TACI, IL NEMICO NON TI ASCOLTA
La rottura istituzionale (nel senso di : voluta dalle istituzioni, a protezione della salute) del soundscape urbano caratterizzato da ininterrotta sequenza di eventi acustici aggressivi fa risaltare eventi acustici che non sapevamo più riconoscere, se non in qualche giornata di vacanza in montagna o in campagna «per quietare un po’». Un cane che abbaia nella notte, e crea una sorta di catena di sant’Antonio di latrati a riprendere la prima irruzione sonora, e rilanciarla. La coscienza che la straordinarietà di una sirena diventata poco più che ordinarietà, nella selva sonora di clacson, è di nuovo indicatore, soundmark di qualcosa che sta accadendo. I passi solitari che risuonano sul selciato.

THE SOUND OF SILENCE?
C’è chi si sta attrezzando per questa amara occasione offerta dal Corona Virus.

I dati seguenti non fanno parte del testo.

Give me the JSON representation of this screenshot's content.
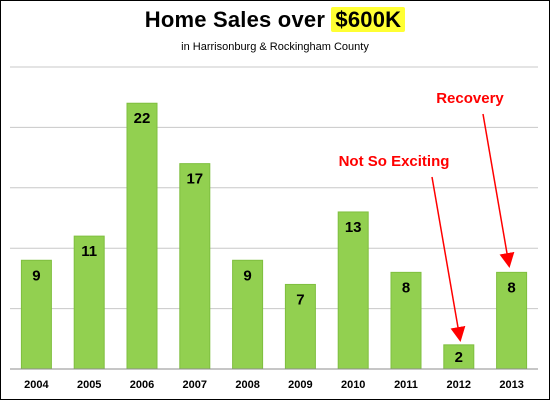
{
  "chart_data": {
    "type": "bar",
    "title_prefix": "Home Sales over ",
    "title_highlight": "$600K",
    "subtitle": "in Harrisonburg & Rockingham County",
    "categories": [
      "2004",
      "2005",
      "2006",
      "2007",
      "2008",
      "2009",
      "2010",
      "2011",
      "2012",
      "2013"
    ],
    "values": [
      9,
      11,
      22,
      17,
      9,
      7,
      13,
      8,
      2,
      8
    ],
    "ylim": [
      0,
      25
    ],
    "grid": true,
    "annotations": [
      {
        "text": "Not So Exciting",
        "target": "2012"
      },
      {
        "text": "Recovery",
        "target": "2013"
      }
    ]
  },
  "colors": {
    "bar": "#92d050",
    "bar_stroke": "#7fbf3f",
    "grid": "#c8c8c8",
    "highlight": "#ffff33",
    "annotation": "#ff0000"
  }
}
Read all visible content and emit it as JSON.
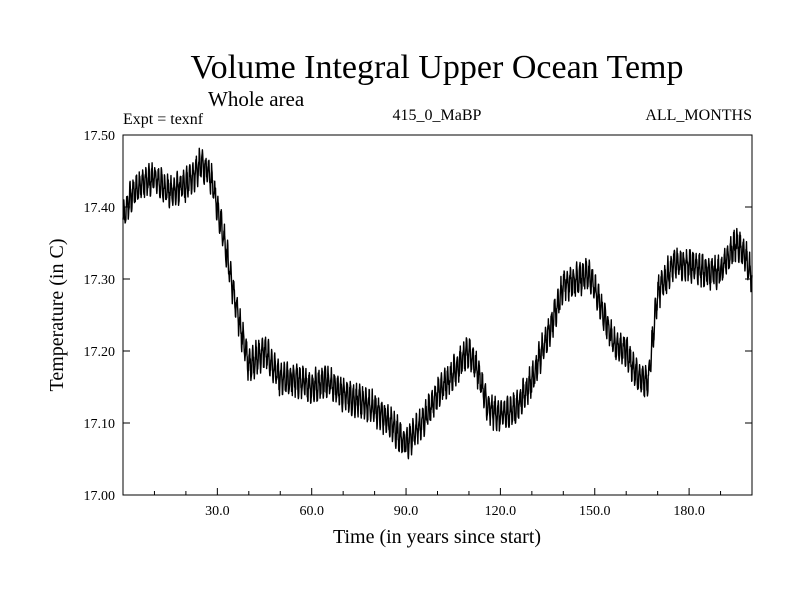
{
  "chart_data": {
    "type": "line",
    "title": "Volume Integral Upper Ocean Temp",
    "subtitle": "Whole area",
    "expt_label": "Expt = texnf",
    "run_label": "415_0_MaBP",
    "months_label": "ALL_MONTHS",
    "xlabel": "Time (in years since start)",
    "ylabel": "Temperature (in C)",
    "xlim": [
      0,
      200
    ],
    "ylim": [
      17.0,
      17.5
    ],
    "x_ticks": [
      30,
      60,
      90,
      120,
      150,
      180
    ],
    "x_tick_labels": [
      "30.0",
      "60.0",
      "90.0",
      "120.0",
      "150.0",
      "180.0"
    ],
    "y_ticks": [
      17.0,
      17.1,
      17.2,
      17.3,
      17.4,
      17.5
    ],
    "y_tick_labels": [
      "17.00",
      "17.10",
      "17.20",
      "17.30",
      "17.40",
      "17.50"
    ],
    "grid": false,
    "series": [
      {
        "name": "Volume integral upper ocean temperature",
        "noise_amplitude": 0.018,
        "x": [
          0,
          2,
          5,
          10,
          15,
          20,
          25,
          28,
          32,
          36,
          40,
          45,
          50,
          55,
          60,
          65,
          70,
          75,
          80,
          85,
          90,
          95,
          100,
          105,
          110,
          113,
          116,
          120,
          125,
          130,
          135,
          140,
          145,
          148,
          152,
          156,
          160,
          164,
          167,
          170,
          175,
          180,
          185,
          190,
          195,
          198,
          200
        ],
        "values": [
          17.38,
          17.41,
          17.43,
          17.44,
          17.42,
          17.43,
          17.46,
          17.44,
          17.36,
          17.26,
          17.18,
          17.2,
          17.16,
          17.16,
          17.15,
          17.16,
          17.14,
          17.13,
          17.12,
          17.1,
          17.07,
          17.1,
          17.14,
          17.17,
          17.2,
          17.17,
          17.12,
          17.11,
          17.12,
          17.16,
          17.22,
          17.29,
          17.3,
          17.31,
          17.26,
          17.21,
          17.2,
          17.16,
          17.16,
          17.28,
          17.32,
          17.32,
          17.31,
          17.31,
          17.35,
          17.33,
          17.3
        ]
      }
    ]
  }
}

L’Istituto centrale per i Beni Sonori e Audiovisivi, assieme al Dipartimento dei Beni Culturali dell’Università di Padova e Lys (Locate Your Sound) invitano alla raccolta spontanea di documentazione sonora su queste strane giornate se non di silenzio, di rumori diversi, attutiti o intermittenti. Locate Your Sound mette a disposizione il proprio sistema di archiviazione sonora ideato dalla ditta italiana mOOviOOle per riuscire poi a mettere in rete i fondi sonori di tutto il pianeta. Armatevi di registratore. Cercate i suoni nel silenzio.